I'm working with the Boston Housing data set, making models using trees. It's possible to calculate the optimal number of trees using cross-validation, as the last line shows (in this case 8 trees):
library(tree)
library(MASS)
tree.test.RMSE <- 0
df <- MASS::Boston
for (i in 1:5){
idx <- sample(seq(1, 3), size = nrow(df), replace = TRUE, prob = c(.6, .2, .2))
train <- df[idx == 1,]
test <- df[idx == 2,]
validation <- df[idx == 3,]
library(tree)
tree.model <- tree::tree(train$medv ~ . , data = train)
tree.model.cv <- cv.tree(tree.model)
n.trees <- tree.model.cv$size[which.min(tree.model.cv$dev)]
However, I can't find any way to use the optimal number of trees in the trees predictive modeling process for the test and validation data sets. For example, this returns an error:
tree.model.1 <- tree::tree(train$medv ~ ., data = train, trees = n.trees)
Error in tree.control(nobs, ...) : unused argument (trees = 1)
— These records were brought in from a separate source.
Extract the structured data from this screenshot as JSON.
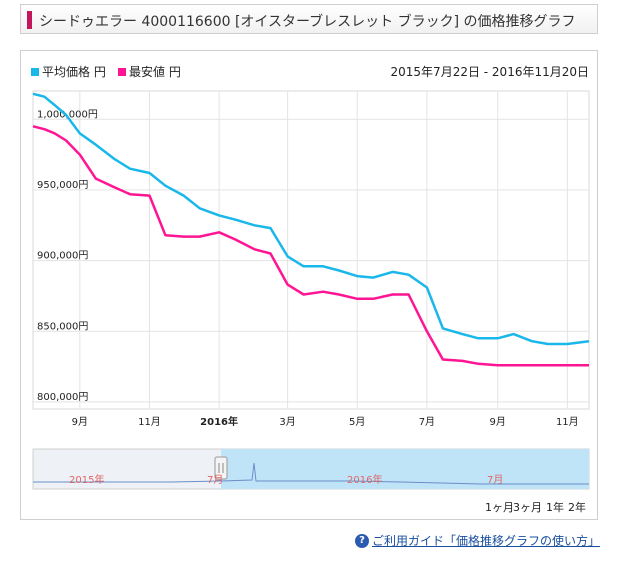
{
  "header": {
    "title": "シードゥエラー 4000116600 [オイスターブレスレット ブラック] の価格推移グラフ"
  },
  "legend": {
    "items": [
      {
        "label": "平均価格 円",
        "color": "#1ab7ea"
      },
      {
        "label": "最安値 円",
        "color": "#ff1493"
      }
    ],
    "date_range": "2015年7月22日 - 2016年11月20日"
  },
  "navigator": {
    "labels": [
      "2015年",
      "7月",
      "2016年",
      "7月"
    ]
  },
  "range_buttons": [
    "1ヶ月",
    "3ヶ月",
    "1年",
    "2年"
  ],
  "footer": {
    "help_link": "ご利用ガイド「価格推移グラフの使い方」"
  },
  "chart_data": {
    "type": "line",
    "title": "",
    "xlabel": "",
    "ylabel": "",
    "x_ticks": [
      "9月",
      "11月",
      "2016年",
      "3月",
      "5月",
      "7月",
      "9月",
      "11月"
    ],
    "y_ticks": [
      "800,000円",
      "850,000円",
      "900,000円",
      "950,000円",
      "1,000,000円"
    ],
    "xlim": [
      "2015-07-22",
      "2016-11-20"
    ],
    "ylim": [
      795000,
      1020000
    ],
    "grid": true,
    "legend_position": "top-left",
    "x": [
      "2015-07-22",
      "2015-08-01",
      "2015-08-10",
      "2015-08-20",
      "2015-09-01",
      "2015-09-15",
      "2015-10-01",
      "2015-10-15",
      "2015-11-01",
      "2015-11-15",
      "2015-12-01",
      "2015-12-15",
      "2016-01-01",
      "2016-01-15",
      "2016-02-01",
      "2016-02-15",
      "2016-03-01",
      "2016-03-15",
      "2016-04-01",
      "2016-04-15",
      "2016-05-01",
      "2016-05-15",
      "2016-06-01",
      "2016-06-15",
      "2016-07-01",
      "2016-07-15",
      "2016-08-01",
      "2016-08-15",
      "2016-09-01",
      "2016-09-15",
      "2016-10-01",
      "2016-10-15",
      "2016-11-01",
      "2016-11-20"
    ],
    "series": [
      {
        "name": "平均価格 円",
        "color": "#1ab7ea",
        "values": [
          1018000,
          1016000,
          1010000,
          1003000,
          990000,
          982000,
          972000,
          965000,
          962000,
          953000,
          946000,
          937000,
          932000,
          929000,
          925000,
          923000,
          903000,
          896000,
          896000,
          893000,
          889000,
          888000,
          892000,
          890000,
          881000,
          852000,
          848000,
          845000,
          845000,
          848000,
          843000,
          841000,
          841000,
          843000
        ]
      },
      {
        "name": "最安値 円",
        "color": "#ff1493",
        "values": [
          995000,
          993000,
          990000,
          985000,
          975000,
          958000,
          952000,
          947000,
          946000,
          918000,
          917000,
          917000,
          920000,
          915000,
          908000,
          905000,
          883000,
          876000,
          878000,
          876000,
          873000,
          873000,
          876000,
          876000,
          850000,
          830000,
          829000,
          827000,
          826000,
          826000,
          826000,
          826000,
          826000,
          826000
        ]
      }
    ]
  }
}
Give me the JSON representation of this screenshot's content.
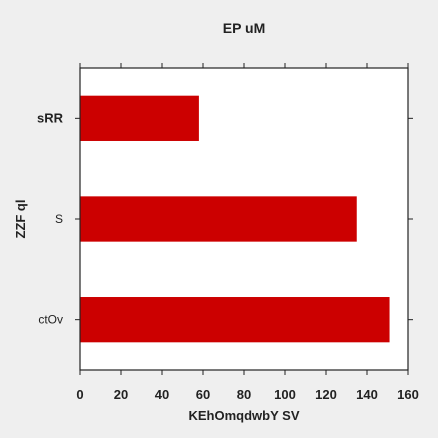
{
  "chart_data": {
    "type": "bar",
    "orientation": "horizontal",
    "title": "EP uM",
    "xlabel": "KEhOmqdwbY SV",
    "ylabel": "ZZF ql",
    "categories": [
      "sRR",
      "S",
      "ctOv"
    ],
    "category_bold": [
      true,
      false,
      false
    ],
    "values": [
      58,
      135,
      151
    ],
    "xlim": [
      0,
      160
    ],
    "xticks": [
      0,
      20,
      40,
      60,
      80,
      100,
      120,
      140,
      160
    ],
    "grid": false,
    "legend": "none",
    "colors": {
      "bar": "#cc0000",
      "plot_background": "#ffffff",
      "figure_background": "#efefef",
      "axis": "#222222"
    }
  }
}
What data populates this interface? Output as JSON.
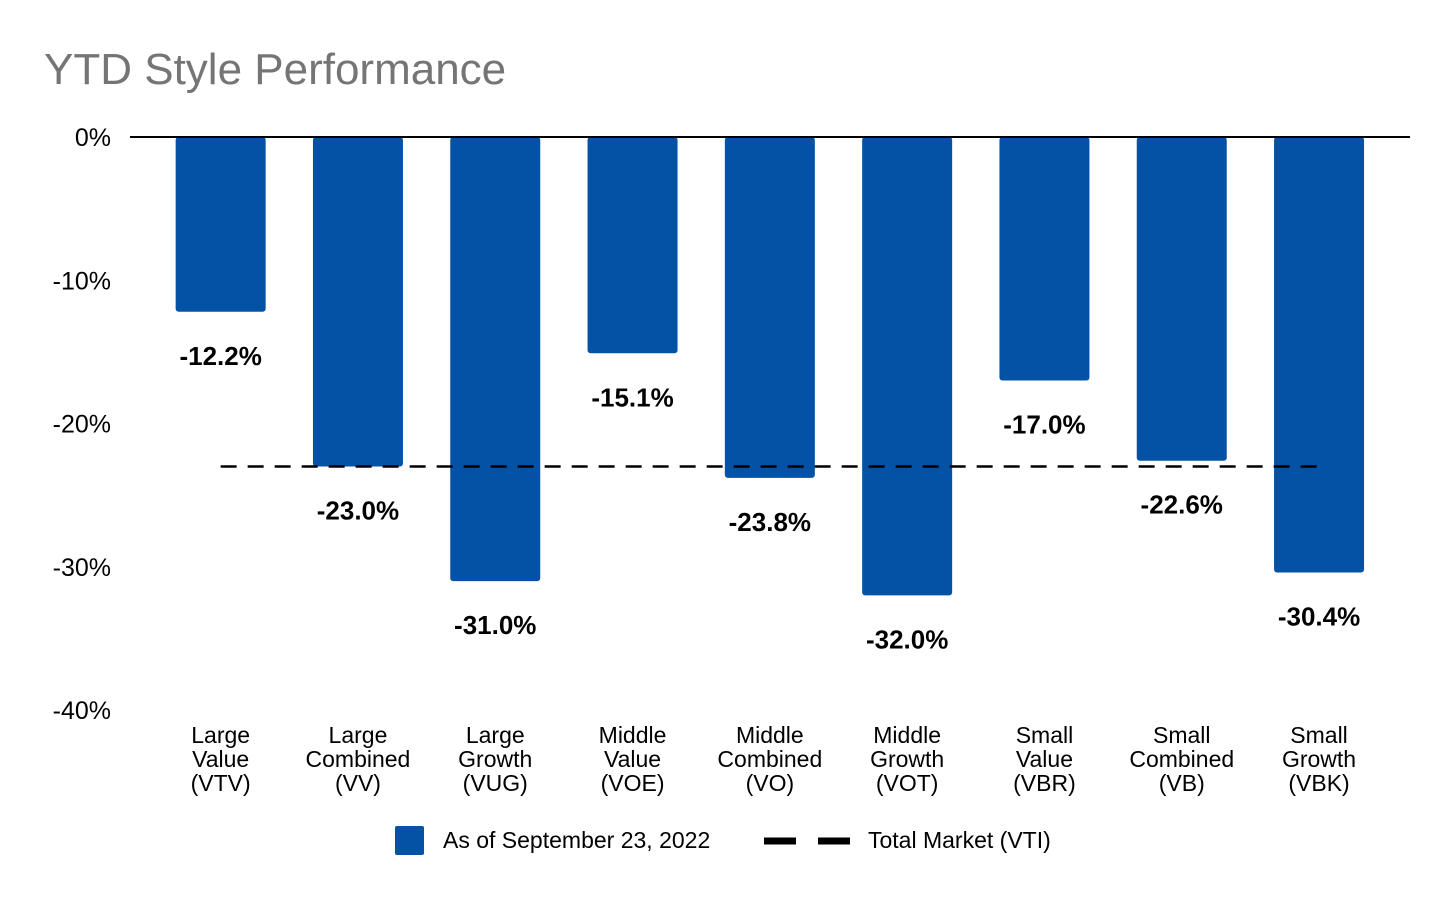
{
  "chart_data": {
    "type": "bar",
    "title": "YTD Style Performance",
    "categories": [
      [
        "Large",
        "Value",
        "(VTV)"
      ],
      [
        "Large",
        "Combined",
        "(VV)"
      ],
      [
        "Large",
        "Growth",
        "(VUG)"
      ],
      [
        "Middle",
        "Value",
        "(VOE)"
      ],
      [
        "Middle",
        "Combined",
        "(VO)"
      ],
      [
        "Middle",
        "Growth",
        "(VOT)"
      ],
      [
        "Small",
        "Value",
        "(VBR)"
      ],
      [
        "Small",
        "Combined",
        "(VB)"
      ],
      [
        "Small",
        "Growth",
        "(VBK)"
      ]
    ],
    "series": [
      {
        "name": "As of September 23, 2022",
        "color": "#0352a5",
        "values": [
          -12.2,
          -23.0,
          -31.0,
          -15.1,
          -23.8,
          -32.0,
          -17.0,
          -22.6,
          -30.4
        ],
        "labels": [
          "-12.2%",
          "-23.0%",
          "-31.0%",
          "-15.1%",
          "-23.8%",
          "-32.0%",
          "-17.0%",
          "-22.6%",
          "-30.4%"
        ]
      }
    ],
    "reference_line": {
      "name": "Total Market (VTI)",
      "value": -23.0,
      "style": "dashed",
      "color": "#000000"
    },
    "yticks": [
      {
        "value": 0,
        "label": "0%"
      },
      {
        "value": -10,
        "label": "-10%"
      },
      {
        "value": -20,
        "label": "-20%"
      },
      {
        "value": -30,
        "label": "-30%"
      },
      {
        "value": -40,
        "label": "-40%"
      }
    ],
    "ylim": [
      -40,
      0
    ],
    "xlabel": "",
    "ylabel": "",
    "grid": false,
    "legend_position": "bottom"
  }
}
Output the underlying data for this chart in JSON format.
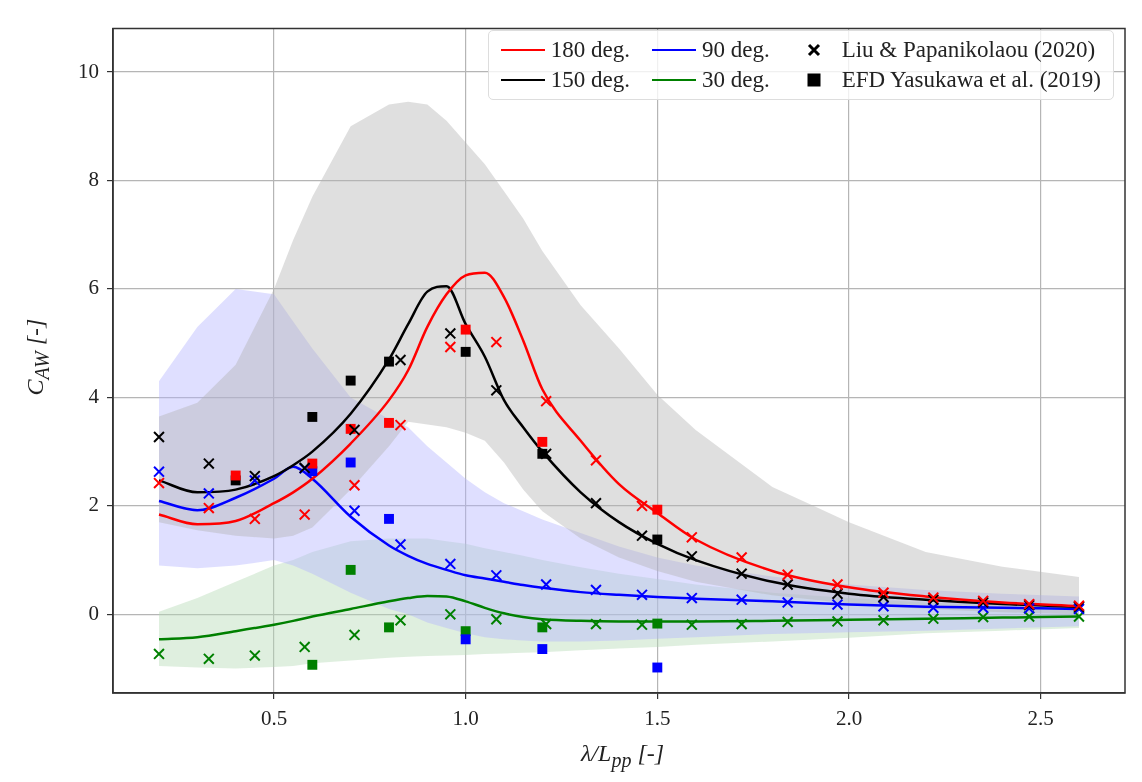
{
  "chart_data": {
    "type": "line",
    "xlabel": "λ/L$_{pp}$ [-]",
    "ylabel": "C$_{AW}$ [-]",
    "xlim": [
      0.08,
      2.72
    ],
    "ylim": [
      -1.45,
      10.8
    ],
    "xticks": [
      0.5,
      {
        "value": 1,
        "label": "1.0"
      },
      1.5,
      {
        "value": 2,
        "label": "2.0"
      },
      2.5
    ],
    "yticks": [
      0,
      2,
      4,
      6,
      8,
      10
    ],
    "grid": true,
    "legend": "top right",
    "line_style": "solid",
    "series": [
      {
        "name": "180 deg.",
        "type": "line",
        "color": "#ff0000",
        "marker": "none",
        "x": [
          0.2,
          0.3,
          0.4,
          0.5,
          0.55,
          0.6,
          0.7,
          0.8,
          0.85,
          0.9,
          0.95,
          1.0,
          1.05,
          1.1,
          1.15,
          1.2,
          1.3,
          1.4,
          1.5,
          1.6,
          1.8,
          2.0,
          2.2,
          2.4,
          2.6
        ],
        "values": [
          1.84,
          1.66,
          1.72,
          2.05,
          2.25,
          2.5,
          3.15,
          3.95,
          4.5,
          5.3,
          5.9,
          6.25,
          6.3,
          5.85,
          5.05,
          4.15,
          3.2,
          2.4,
          1.87,
          1.38,
          0.8,
          0.5,
          0.33,
          0.22,
          0.15
        ]
      },
      {
        "name": "150 deg.",
        "type": "line",
        "color": "#000000",
        "marker": "none",
        "x": [
          0.2,
          0.3,
          0.4,
          0.5,
          0.55,
          0.6,
          0.7,
          0.8,
          0.85,
          0.9,
          0.95,
          1.0,
          1.05,
          1.1,
          1.15,
          1.2,
          1.3,
          1.4,
          1.5,
          1.6,
          1.8,
          2.0,
          2.2,
          2.4,
          2.6
        ],
        "values": [
          2.47,
          2.25,
          2.3,
          2.55,
          2.75,
          3.0,
          3.7,
          4.7,
          5.35,
          5.95,
          6.05,
          5.35,
          4.75,
          3.95,
          3.45,
          3.0,
          2.25,
          1.7,
          1.3,
          1.0,
          0.6,
          0.38,
          0.27,
          0.19,
          0.14
        ],
        "lower": [
          1.7,
          1.55,
          1.45,
          1.4,
          1.45,
          1.6,
          2.3,
          3.1,
          3.55,
          3.5,
          3.45,
          3.35,
          3.2,
          2.8,
          2.3,
          1.9,
          1.4,
          1.05,
          0.8,
          0.6,
          0.35,
          0.2,
          0.1,
          0.04,
          0.0
        ],
        "upper": [
          3.65,
          3.9,
          4.6,
          6.0,
          6.9,
          7.7,
          9.0,
          9.4,
          9.45,
          9.4,
          9.1,
          8.7,
          8.3,
          7.8,
          7.3,
          6.7,
          5.7,
          4.9,
          4.05,
          3.4,
          2.35,
          1.7,
          1.15,
          0.88,
          0.69
        ]
      },
      {
        "name": "90 deg.",
        "type": "line",
        "color": "#0000ff",
        "marker": "none",
        "x": [
          0.2,
          0.3,
          0.4,
          0.5,
          0.55,
          0.6,
          0.7,
          0.8,
          0.85,
          0.9,
          0.95,
          1.0,
          1.05,
          1.1,
          1.15,
          1.2,
          1.3,
          1.4,
          1.5,
          1.6,
          1.8,
          2.0,
          2.2,
          2.4,
          2.6
        ],
        "values": [
          2.09,
          1.92,
          2.15,
          2.5,
          2.72,
          2.5,
          1.8,
          1.27,
          1.08,
          0.93,
          0.82,
          0.72,
          0.66,
          0.6,
          0.54,
          0.49,
          0.41,
          0.36,
          0.32,
          0.29,
          0.24,
          0.18,
          0.14,
          0.12,
          0.1
        ],
        "lower": [
          0.9,
          0.85,
          0.9,
          1.0,
          0.9,
          0.75,
          0.4,
          0.1,
          0.0,
          -0.15,
          -0.25,
          -0.35,
          -0.42,
          -0.46,
          -0.48,
          -0.5,
          -0.5,
          -0.48,
          -0.45,
          -0.42,
          -0.36,
          -0.33,
          -0.3,
          -0.26,
          -0.22
        ],
        "upper": [
          4.3,
          5.3,
          6.0,
          5.9,
          5.4,
          4.9,
          4.0,
          3.6,
          3.45,
          3.1,
          2.8,
          2.5,
          2.25,
          2.05,
          1.9,
          1.75,
          1.5,
          1.25,
          1.05,
          0.9,
          0.7,
          0.55,
          0.45,
          0.38,
          0.33
        ]
      },
      {
        "name": "30 deg.",
        "type": "line",
        "color": "#008000",
        "marker": "none",
        "x": [
          0.2,
          0.3,
          0.4,
          0.5,
          0.55,
          0.6,
          0.7,
          0.8,
          0.85,
          0.9,
          0.95,
          1.0,
          1.05,
          1.1,
          1.15,
          1.2,
          1.3,
          1.4,
          1.5,
          1.6,
          1.8,
          2.0,
          2.2,
          2.4,
          2.6
        ],
        "values": [
          -0.46,
          -0.42,
          -0.31,
          -0.19,
          -0.12,
          -0.04,
          0.1,
          0.24,
          0.3,
          0.34,
          0.33,
          0.24,
          0.12,
          0.02,
          -0.05,
          -0.09,
          -0.12,
          -0.13,
          -0.13,
          -0.13,
          -0.12,
          -0.1,
          -0.08,
          -0.06,
          -0.04
        ],
        "lower": [
          -0.95,
          -0.98,
          -1.0,
          -0.97,
          -0.95,
          -0.9,
          -0.85,
          -0.8,
          -0.78,
          -0.77,
          -0.76,
          -0.75,
          -0.73,
          -0.72,
          -0.71,
          -0.7,
          -0.66,
          -0.63,
          -0.6,
          -0.56,
          -0.5,
          -0.43,
          -0.35,
          -0.3,
          -0.25
        ],
        "upper": [
          0.05,
          0.3,
          0.6,
          0.9,
          1.0,
          1.15,
          1.35,
          1.4,
          1.4,
          1.4,
          1.35,
          1.3,
          1.22,
          1.15,
          1.08,
          1.0,
          0.87,
          0.75,
          0.65,
          0.55,
          0.4,
          0.3,
          0.22,
          0.17,
          0.12
        ]
      },
      {
        "type": "scatter",
        "color": "#ff0000",
        "marker": "cross",
        "x": [
          0.2,
          0.33,
          0.45,
          0.58,
          0.71,
          0.83,
          0.96,
          1.08,
          1.21,
          1.34,
          1.46,
          1.59,
          1.72,
          1.84,
          1.97,
          2.09,
          2.22,
          2.35,
          2.47,
          2.6
        ],
        "values": [
          2.42,
          1.96,
          1.76,
          1.84,
          2.38,
          3.49,
          4.93,
          5.02,
          3.93,
          2.84,
          2.0,
          1.42,
          1.05,
          0.73,
          0.55,
          0.4,
          0.31,
          0.25,
          0.19,
          0.16
        ]
      },
      {
        "name": "Liu & Papanikolaou (2020)",
        "type": "scatter",
        "color": "#000000",
        "marker": "cross",
        "x": [
          0.2,
          0.33,
          0.45,
          0.58,
          0.71,
          0.83,
          0.96,
          1.08,
          1.21,
          1.34,
          1.46,
          1.59,
          1.72,
          1.84,
          1.97,
          2.09,
          2.22,
          2.35,
          2.47,
          2.6
        ],
        "values": [
          3.27,
          2.78,
          2.55,
          2.7,
          3.4,
          4.69,
          5.18,
          4.13,
          2.96,
          2.05,
          1.45,
          1.07,
          0.75,
          0.55,
          0.38,
          0.32,
          0.27,
          0.22,
          0.17,
          0.14
        ]
      },
      {
        "type": "scatter",
        "color": "#0000ff",
        "marker": "cross",
        "x": [
          0.2,
          0.33,
          0.45,
          0.58,
          0.71,
          0.83,
          0.96,
          1.08,
          1.21,
          1.34,
          1.46,
          1.59,
          1.72,
          1.84,
          1.97,
          2.09,
          2.22,
          2.35,
          2.47,
          2.6
        ],
        "values": [
          2.63,
          2.23,
          2.47,
          2.69,
          1.91,
          1.29,
          0.93,
          0.72,
          0.55,
          0.45,
          0.36,
          0.3,
          0.27,
          0.22,
          0.18,
          0.15,
          0.12,
          0.12,
          0.11,
          0.1
        ]
      },
      {
        "type": "scatter",
        "color": "#008000",
        "marker": "cross",
        "x": [
          0.2,
          0.33,
          0.45,
          0.58,
          0.71,
          0.83,
          0.96,
          1.08,
          1.21,
          1.34,
          1.46,
          1.59,
          1.72,
          1.84,
          1.97,
          2.09,
          2.22,
          2.35,
          2.47,
          2.6
        ],
        "values": [
          -0.73,
          -0.82,
          -0.76,
          -0.6,
          -0.38,
          -0.11,
          0.0,
          -0.09,
          -0.18,
          -0.18,
          -0.19,
          -0.19,
          -0.18,
          -0.14,
          -0.13,
          -0.11,
          -0.08,
          -0.05,
          -0.04,
          -0.04
        ]
      },
      {
        "type": "scatter",
        "color": "#ff0000",
        "marker": "square",
        "x": [
          0.4,
          0.6,
          0.7,
          0.8,
          1.0,
          1.2,
          1.5
        ],
        "values": [
          2.56,
          2.78,
          3.42,
          3.53,
          5.25,
          3.18,
          1.93
        ]
      },
      {
        "name": "EFD Yasukawa et al. (2019)",
        "type": "scatter",
        "color": "#000000",
        "marker": "square",
        "x": [
          0.4,
          0.6,
          0.7,
          0.8,
          1.0,
          1.2,
          1.5
        ],
        "values": [
          2.47,
          3.64,
          4.31,
          4.66,
          4.84,
          2.96,
          1.38
        ]
      },
      {
        "type": "scatter",
        "color": "#0000ff",
        "marker": "square",
        "x": [
          0.6,
          0.7,
          0.8,
          1.0,
          1.2,
          1.5
        ],
        "values": [
          2.64,
          2.8,
          1.76,
          -0.46,
          -0.64,
          -0.98
        ]
      },
      {
        "type": "scatter",
        "color": "#008000",
        "marker": "square",
        "x": [
          0.6,
          0.7,
          0.8,
          1.0,
          1.2,
          1.5
        ],
        "values": [
          -0.93,
          0.82,
          -0.24,
          -0.31,
          -0.24,
          -0.17
        ]
      }
    ]
  }
}
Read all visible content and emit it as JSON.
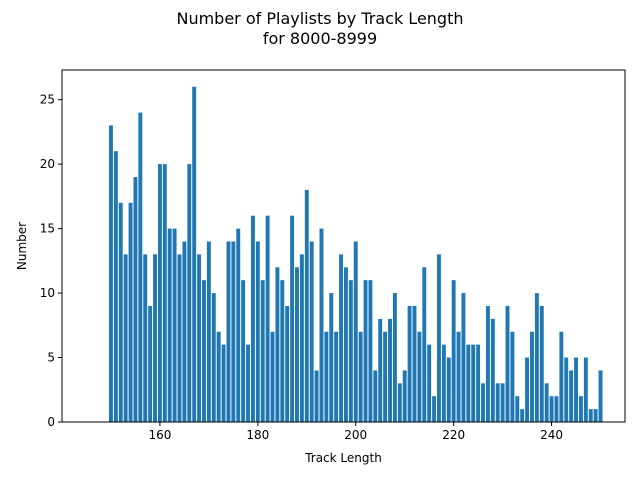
{
  "chart_data": {
    "type": "bar",
    "title_line1": "Number of Playlists by Track Length",
    "title_line2": "for 8000-8999",
    "xlabel": "Track Length",
    "ylabel": "Number",
    "xlim": [
      140,
      255
    ],
    "ylim": [
      0,
      27.3
    ],
    "xticks": [
      160,
      180,
      200,
      220,
      240
    ],
    "yticks": [
      0,
      5,
      10,
      15,
      20,
      25
    ],
    "grid": false,
    "color": "#1f77b4",
    "x": [
      150,
      151,
      152,
      153,
      154,
      155,
      156,
      157,
      158,
      159,
      160,
      161,
      162,
      163,
      164,
      165,
      166,
      167,
      168,
      169,
      170,
      171,
      172,
      173,
      174,
      175,
      176,
      177,
      178,
      179,
      180,
      181,
      182,
      183,
      184,
      185,
      186,
      187,
      188,
      189,
      190,
      191,
      192,
      193,
      194,
      195,
      196,
      197,
      198,
      199,
      200,
      201,
      202,
      203,
      204,
      205,
      206,
      207,
      208,
      209,
      210,
      211,
      212,
      213,
      214,
      215,
      216,
      217,
      218,
      219,
      220,
      221,
      222,
      223,
      224,
      225,
      226,
      227,
      228,
      229,
      230,
      231,
      232,
      233,
      234,
      235,
      236,
      237,
      238,
      239,
      240,
      241,
      242,
      243,
      244,
      245,
      246,
      247,
      248,
      249,
      250
    ],
    "values": [
      23,
      21,
      17,
      13,
      17,
      19,
      24,
      13,
      9,
      13,
      20,
      20,
      15,
      15,
      13,
      14,
      20,
      26,
      13,
      11,
      14,
      10,
      7,
      6,
      14,
      14,
      15,
      11,
      6,
      16,
      14,
      11,
      16,
      7,
      12,
      11,
      9,
      16,
      12,
      13,
      18,
      14,
      4,
      15,
      7,
      10,
      7,
      13,
      12,
      11,
      14,
      7,
      11,
      11,
      4,
      8,
      7,
      8,
      10,
      3,
      4,
      9,
      9,
      7,
      12,
      6,
      2,
      13,
      6,
      5,
      11,
      7,
      10,
      6,
      6,
      6,
      3,
      9,
      8,
      3,
      3,
      9,
      7,
      2,
      1,
      5,
      7,
      10,
      9,
      3,
      2,
      2,
      7,
      5,
      4,
      5,
      2,
      5,
      1,
      1,
      4
    ]
  }
}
and this has no impact whether the size is included or not:
tree.test.RMSE<- Metrics::rmse(actual = test$medv, predicted = predict(object = tree.model, newdata = test, size = tree.model.cv$size[which.min(tree.model.cv$dev)]))
5.117792
Not including size:
tree.test.RMSE <- Metrics::rmse(actual = test$medv, predicted = predict(object = tree.model, newdata = test))
[1] 5.117792
How is a tree model made that uses the optimal number of trees?